Nope, find a dog club or other group classes, usually even cheaper and professional trainers. First Petsmart is dangerous =( too many dogs and not all responsible owners. Parvo....

Also, you will learn way more on the internet than from petsmart trainers, they are not really trainers... Trust me I asked... 

a little net blocked by a few chairs is not a great training place. 

our pup is in a class of 15 puppies, huge facility so we can even practice recall, how would you do that at petsmart? we also get to have our puppys try agility. 

go and watch a few puppy classes at petsmart, they just sit and talk and all useless info. 

while watching the class i notice the instructor pretty much advertising toys and treats. It's all about sales. 

hope this helps!


----------



## Shade (Feb 20, 2012)

I've watched some Petsmart classes and my best friend went through their puppy class with her dog. Not impressed to be honest

I needed a new clicker before one of my obedience classes with Delgado so I was in Petsmart with Delgado in one of the aisles looking. One of the trainers came around the corner with a large husky and young couple walking beside them. I made sure to move it so they had plently of room for them to get around but kept a sideway eye on the husky as I didn't get good vibes off him.

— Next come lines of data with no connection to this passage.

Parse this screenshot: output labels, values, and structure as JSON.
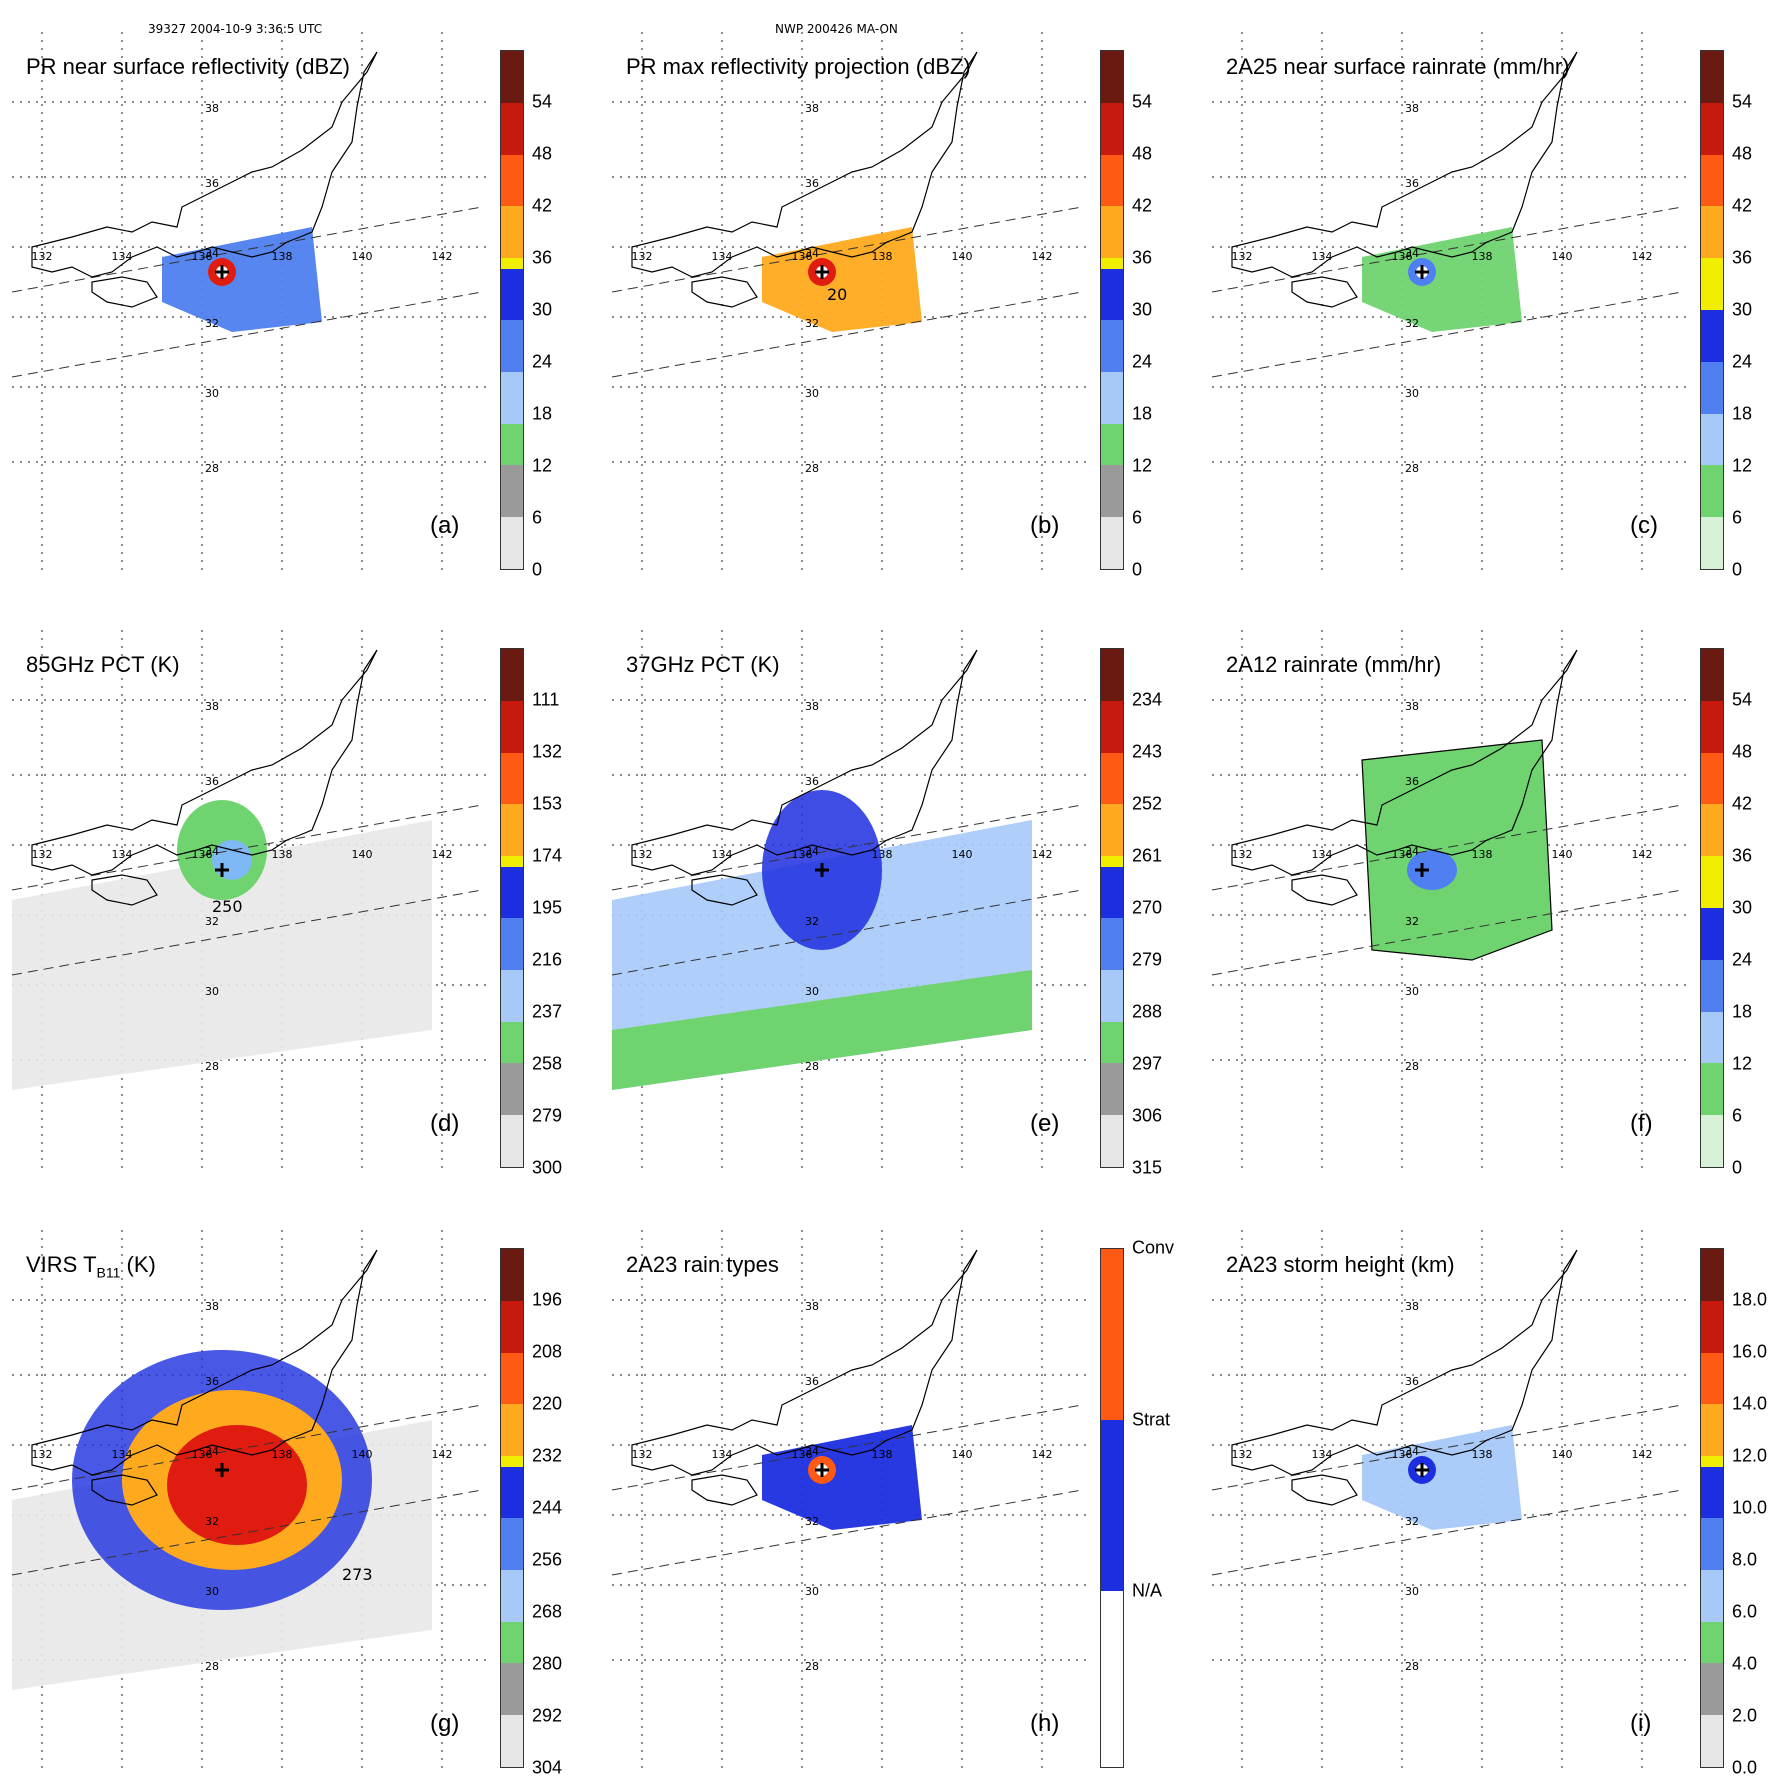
{
  "header": {
    "left": "39327 2004-10-9 3:36:5 UTC",
    "center": "NWP 200426 MA-ON"
  },
  "grid": {
    "lon_labels": [
      "132",
      "134",
      "136",
      "138",
      "140",
      "142"
    ],
    "lat_labels": [
      "38",
      "36",
      "34",
      "32",
      "30",
      "28"
    ]
  },
  "colors": {
    "green": "#6fd36f",
    "lightblue": "#7eb8f5",
    "blue": "#1d2ee0",
    "yellow": "#f2ee00",
    "orange": "#ff9a1a",
    "red": "#e01b0f",
    "darkred": "#6b0f0b",
    "gray": "#cfcfcf"
  },
  "panels": [
    {
      "id": "a",
      "title": "PR near surface reflectivity (dBZ)",
      "label": "(a)",
      "ticks": [
        "54",
        "48",
        "42",
        "36",
        "30",
        "24",
        "18",
        "12",
        "6",
        "0"
      ],
      "scale": "refl"
    },
    {
      "id": "b",
      "title": "PR max reflectivity projection (dBZ)",
      "label": "(b)",
      "ticks": [
        "54",
        "48",
        "42",
        "36",
        "30",
        "24",
        "18",
        "12",
        "6",
        "0"
      ],
      "scale": "refl"
    },
    {
      "id": "c",
      "title": "2A25 near surface rainrate (mm/hr)",
      "label": "(c)",
      "ticks": [
        "54",
        "48",
        "42",
        "36",
        "30",
        "24",
        "18",
        "12",
        "6",
        "0"
      ],
      "scale": "rain"
    },
    {
      "id": "d",
      "title": "85GHz PCT (K)",
      "label": "(d)",
      "ticks": [
        "111",
        "132",
        "153",
        "174",
        "195",
        "216",
        "237",
        "258",
        "279",
        "300"
      ],
      "scale": "pct"
    },
    {
      "id": "e",
      "title": "37GHz PCT (K)",
      "label": "(e)",
      "ticks": [
        "234",
        "243",
        "252",
        "261",
        "270",
        "279",
        "288",
        "297",
        "306",
        "315"
      ],
      "scale": "pct"
    },
    {
      "id": "f",
      "title": "2A12 rainrate (mm/hr)",
      "label": "(f)",
      "ticks": [
        "54",
        "48",
        "42",
        "36",
        "30",
        "24",
        "18",
        "12",
        "6",
        "0"
      ],
      "scale": "rain"
    },
    {
      "id": "g",
      "title": "VIRS T",
      "title_sub": "B11",
      "title_tail": " (K)",
      "label": "(g)",
      "ticks": [
        "196",
        "208",
        "220",
        "232",
        "244",
        "256",
        "268",
        "280",
        "292",
        "304"
      ],
      "scale": "pct"
    },
    {
      "id": "h",
      "title": "2A23 rain types",
      "label": "(h)",
      "ticks": [
        "Conv",
        "Strat",
        "N/A"
      ],
      "scale": "types"
    },
    {
      "id": "i",
      "title": "2A23 storm height (km)",
      "label": "(i)",
      "ticks": [
        "18.0",
        "16.0",
        "14.0",
        "12.0",
        "10.0",
        "8.0",
        "6.0",
        "4.0",
        "2.0",
        "0.0"
      ],
      "scale": "height"
    }
  ],
  "contour_labels": {
    "b": "20",
    "d": "250",
    "g": "273"
  }
}
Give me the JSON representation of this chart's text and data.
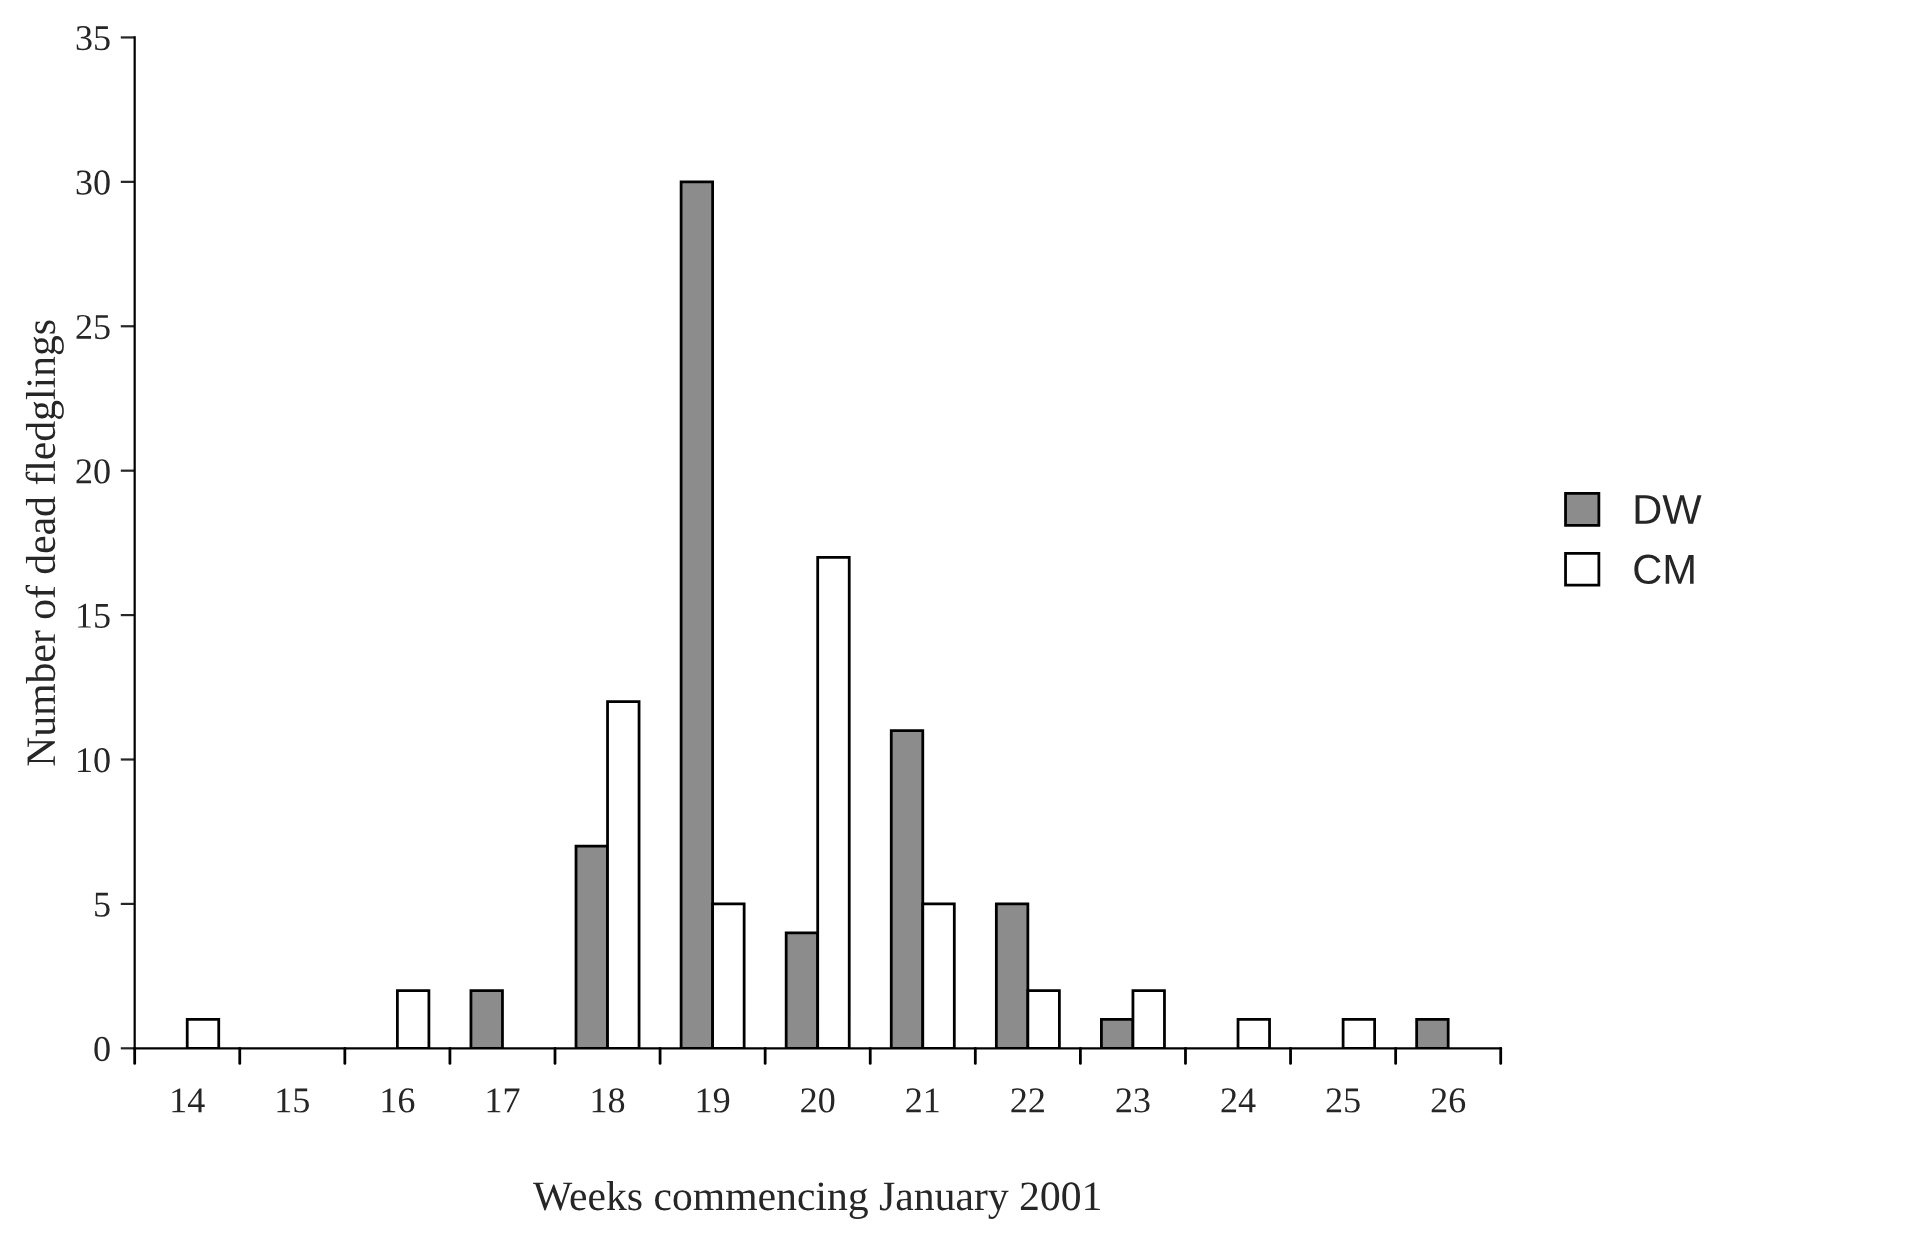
{
  "chart_data": {
    "type": "bar",
    "xlabel": "Weeks commencing January 2001",
    "ylabel": "Number of dead fledglings",
    "categories": [
      "14",
      "15",
      "16",
      "17",
      "18",
      "19",
      "20",
      "21",
      "22",
      "23",
      "24",
      "25",
      "26"
    ],
    "series": [
      {
        "name": "DW",
        "color": "#8c8c8c",
        "values": [
          0,
          0,
          0,
          2,
          7,
          30,
          4,
          11,
          5,
          1,
          0,
          0,
          1
        ]
      },
      {
        "name": "CM",
        "color": "#ffffff",
        "values": [
          1,
          0,
          2,
          0,
          12,
          5,
          17,
          5,
          2,
          2,
          1,
          1,
          0
        ]
      }
    ],
    "ylim": [
      0,
      35
    ],
    "yticks": [
      0,
      5,
      10,
      15,
      20,
      25,
      30,
      35
    ],
    "grid": false,
    "legend": "right"
  }
}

The trainer just stood there in the aisle holding the leash, allowing the husky to stare intently at Delgado who was around 5 months at the time, this continued for several minutes. Delgado was looking back at forth at the husky and me as if to say "what's his problem." The husky moved forward and Delgado backed up a step and looked at me, the trainer turned to the young owners and commented loud enough for me to hear. "See, that's fear!" I was going to be late for class and didn't want to cause a scene so I waited until the trainer looked back at me, and raised a eyebrow and rolled my eyes before walking calmly down the aisle and headed for the checkout. If it was "fear" my puppy would have been hiding behind my legs at the first start of the stare 

Obviously this husky had issues and I don't know if the trainer was doing a demo or what, but I was seriously not impressed by the way the "trainer" handled the situation. Seriously messed up and I hope the other owners were smart enough to realize how much of a idiot he was.


----------



## I_LOVE_MY_MIKKO (Oct 4, 2006)

Where in the panhandle?


----------



## kris_91 (Apr 24, 2013)

Im in crestview, Florida.

Sent from Petguide.com Free App


----------